Smith generally starts with open-ended questions about a patient’s meals during a typical day. She has them start with breakfast then asks about snacks. “I’ll ask, between breakfast and lunch, and lunch and dinner, is there a snack? And that helps me gauge where they are in their nutritional education and any efforts they’ve tried to augment their nutrition. If they are unsure of how to answer general questions, then I’ll ask them to tell me how often they eat out or eat fast food. Or, I’ll say, ‘Tell me about some of the diets you’ve tried in the past’ to prompt their answers. I start off with open-ended questions and that helps direct our conversation.”
Following the initial conversation, PAs may recommend that patients complete a dietary recall for 24 or more hours. A twenty-four-hour dietary recall begins first thing in the morning. It includes everything the patient eats and drinks in a twenty-four-hour period listed in three columns – time of day, specific type of food and drink, and amount, including meals and snacks.
“For example, if your patient had eggs, toast and coffee for breakfast,” says Smith, “suggest they write: Two fried eggs, cooked in one tablespoon of olive oil. One slice of whole wheat toast with one teaspoon of butter. One eight-ounce cup of coffee with one tablespoon of nonfat creamer. The dietary recall is most helpful when it reflects a typical day and is not adjusted to make the diet seem healthy. Tell patients to be honest and that they won’t be judged for their choices.”
Beyond asking patients about skipping meals and snacking during the open-ended questions, Smith also discusses protein intake. “Many adults are under consuming the amount of protein they should have,” Smith says. “It can be below the 0.8 grams per kilogram per day that we already think is low. One thing that can be quite helpful is discussing protein intake because we talk so much about what patients shouldn’t eat.
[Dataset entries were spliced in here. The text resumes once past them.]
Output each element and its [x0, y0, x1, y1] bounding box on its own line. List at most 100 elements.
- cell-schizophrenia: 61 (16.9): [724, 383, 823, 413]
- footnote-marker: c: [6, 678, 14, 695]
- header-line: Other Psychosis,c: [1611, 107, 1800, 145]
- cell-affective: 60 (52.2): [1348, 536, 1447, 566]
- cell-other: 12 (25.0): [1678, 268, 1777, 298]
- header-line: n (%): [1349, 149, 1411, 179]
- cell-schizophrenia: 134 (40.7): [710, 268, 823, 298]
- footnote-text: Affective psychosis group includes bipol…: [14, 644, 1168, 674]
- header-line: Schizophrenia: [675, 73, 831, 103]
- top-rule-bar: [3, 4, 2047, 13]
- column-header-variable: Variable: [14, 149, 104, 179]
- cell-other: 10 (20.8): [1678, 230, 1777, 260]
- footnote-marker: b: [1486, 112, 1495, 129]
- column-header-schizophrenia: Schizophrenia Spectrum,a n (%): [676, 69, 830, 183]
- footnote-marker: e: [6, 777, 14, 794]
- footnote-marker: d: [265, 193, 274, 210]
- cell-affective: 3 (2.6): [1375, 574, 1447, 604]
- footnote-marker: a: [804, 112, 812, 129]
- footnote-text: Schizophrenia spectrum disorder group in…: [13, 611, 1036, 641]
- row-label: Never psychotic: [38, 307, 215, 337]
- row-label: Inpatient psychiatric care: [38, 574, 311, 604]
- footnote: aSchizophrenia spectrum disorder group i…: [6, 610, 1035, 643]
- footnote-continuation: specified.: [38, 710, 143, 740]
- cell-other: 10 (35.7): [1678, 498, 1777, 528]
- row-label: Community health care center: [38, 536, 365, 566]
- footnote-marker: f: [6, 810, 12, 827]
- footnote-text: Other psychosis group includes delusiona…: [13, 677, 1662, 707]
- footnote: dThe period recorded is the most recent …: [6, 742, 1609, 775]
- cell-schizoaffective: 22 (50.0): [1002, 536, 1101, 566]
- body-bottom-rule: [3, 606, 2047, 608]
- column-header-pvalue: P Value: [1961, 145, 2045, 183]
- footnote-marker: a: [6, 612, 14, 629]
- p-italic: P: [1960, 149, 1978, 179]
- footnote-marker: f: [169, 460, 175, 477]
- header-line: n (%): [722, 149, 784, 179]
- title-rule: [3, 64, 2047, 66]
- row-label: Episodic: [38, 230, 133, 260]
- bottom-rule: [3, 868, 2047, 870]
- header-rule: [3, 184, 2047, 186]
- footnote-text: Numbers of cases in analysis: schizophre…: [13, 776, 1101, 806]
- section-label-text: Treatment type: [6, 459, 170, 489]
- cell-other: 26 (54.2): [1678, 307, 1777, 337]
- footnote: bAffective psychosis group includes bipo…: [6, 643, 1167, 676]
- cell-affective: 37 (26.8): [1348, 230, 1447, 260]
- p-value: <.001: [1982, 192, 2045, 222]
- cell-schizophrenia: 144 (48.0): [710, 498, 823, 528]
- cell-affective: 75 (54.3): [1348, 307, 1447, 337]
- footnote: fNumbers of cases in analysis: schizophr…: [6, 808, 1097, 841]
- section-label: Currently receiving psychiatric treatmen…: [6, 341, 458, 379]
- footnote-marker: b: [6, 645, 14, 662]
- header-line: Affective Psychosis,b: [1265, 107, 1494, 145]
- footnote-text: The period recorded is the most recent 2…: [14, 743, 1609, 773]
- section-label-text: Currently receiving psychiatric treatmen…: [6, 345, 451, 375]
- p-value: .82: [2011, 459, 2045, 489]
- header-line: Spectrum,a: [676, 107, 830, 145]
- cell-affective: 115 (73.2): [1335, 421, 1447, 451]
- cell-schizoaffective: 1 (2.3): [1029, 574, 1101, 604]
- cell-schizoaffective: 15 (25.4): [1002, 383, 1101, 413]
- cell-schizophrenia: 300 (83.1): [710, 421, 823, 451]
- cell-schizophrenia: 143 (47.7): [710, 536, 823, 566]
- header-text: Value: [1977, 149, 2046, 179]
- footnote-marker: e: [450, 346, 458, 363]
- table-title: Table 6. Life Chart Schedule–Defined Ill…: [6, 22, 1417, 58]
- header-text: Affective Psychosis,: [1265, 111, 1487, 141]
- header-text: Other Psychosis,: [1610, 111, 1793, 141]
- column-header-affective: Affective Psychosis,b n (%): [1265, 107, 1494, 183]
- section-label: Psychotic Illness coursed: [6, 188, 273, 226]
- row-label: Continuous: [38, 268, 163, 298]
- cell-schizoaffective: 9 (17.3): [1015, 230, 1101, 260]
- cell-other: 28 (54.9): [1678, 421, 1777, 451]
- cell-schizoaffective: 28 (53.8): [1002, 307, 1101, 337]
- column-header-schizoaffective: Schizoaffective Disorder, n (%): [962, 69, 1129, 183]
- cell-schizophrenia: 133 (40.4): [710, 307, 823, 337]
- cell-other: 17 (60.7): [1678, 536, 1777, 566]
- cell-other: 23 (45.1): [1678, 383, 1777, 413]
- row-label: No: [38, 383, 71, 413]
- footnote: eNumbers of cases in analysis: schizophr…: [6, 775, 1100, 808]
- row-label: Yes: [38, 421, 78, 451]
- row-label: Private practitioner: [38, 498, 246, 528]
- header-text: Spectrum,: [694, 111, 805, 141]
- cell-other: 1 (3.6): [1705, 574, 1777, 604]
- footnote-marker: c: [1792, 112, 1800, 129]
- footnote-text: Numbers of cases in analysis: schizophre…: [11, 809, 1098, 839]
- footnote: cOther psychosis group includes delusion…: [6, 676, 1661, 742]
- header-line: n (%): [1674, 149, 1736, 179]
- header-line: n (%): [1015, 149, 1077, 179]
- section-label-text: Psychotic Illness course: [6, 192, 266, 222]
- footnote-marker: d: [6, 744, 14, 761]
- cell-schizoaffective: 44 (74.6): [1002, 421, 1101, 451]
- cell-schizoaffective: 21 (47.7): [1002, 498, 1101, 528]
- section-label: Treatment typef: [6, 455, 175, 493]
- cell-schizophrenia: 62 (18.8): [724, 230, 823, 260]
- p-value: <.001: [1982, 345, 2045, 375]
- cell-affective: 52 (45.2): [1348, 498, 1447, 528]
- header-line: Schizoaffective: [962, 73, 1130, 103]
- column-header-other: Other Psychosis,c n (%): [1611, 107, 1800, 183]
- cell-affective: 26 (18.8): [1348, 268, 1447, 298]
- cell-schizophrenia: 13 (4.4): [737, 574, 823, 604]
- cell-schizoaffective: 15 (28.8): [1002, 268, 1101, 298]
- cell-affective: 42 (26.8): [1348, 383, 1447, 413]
We don’t necessarily talk about what they should be eating. I want to be sure my patients are avoiding this relative malnutrition where they’re cutting back too much and missing key nutrients.”
Smith suggests that setting expectations for follow-up appointments is important to help patients succeed. “If we’re following a specific metabolic illness or watching diabetes, I’ll want to see how nutritional recommendations are affecting their blood sugar. So, I might follow them for a month or two. In general, a motivated patient is likely to come back. We want to see where they have been successful and where they might still be struggling. I document specific goals we have for that patient and when we meet again, I can follow up on those recommendations.”
A recent clinical study in BMJ Open Diabetes Research & Care on diabetes-specific nutrition shakes provides new evidence among everyday people living with diabetes. The pilot study from Abbott followed patients who remained on their typical or real-life diet and were asked to replace their usual breakfast and one afternoon or nighttime snack with diabetes-specific nutrition shakes. Among other results, the study demonstrates that small daily dietary changes like this can have a significant impact on glycemic response after meals. The study found that the use of diabetes-specific nutrition shakes to replace breakfast and as an afternoon or evening snack improves glycemic response.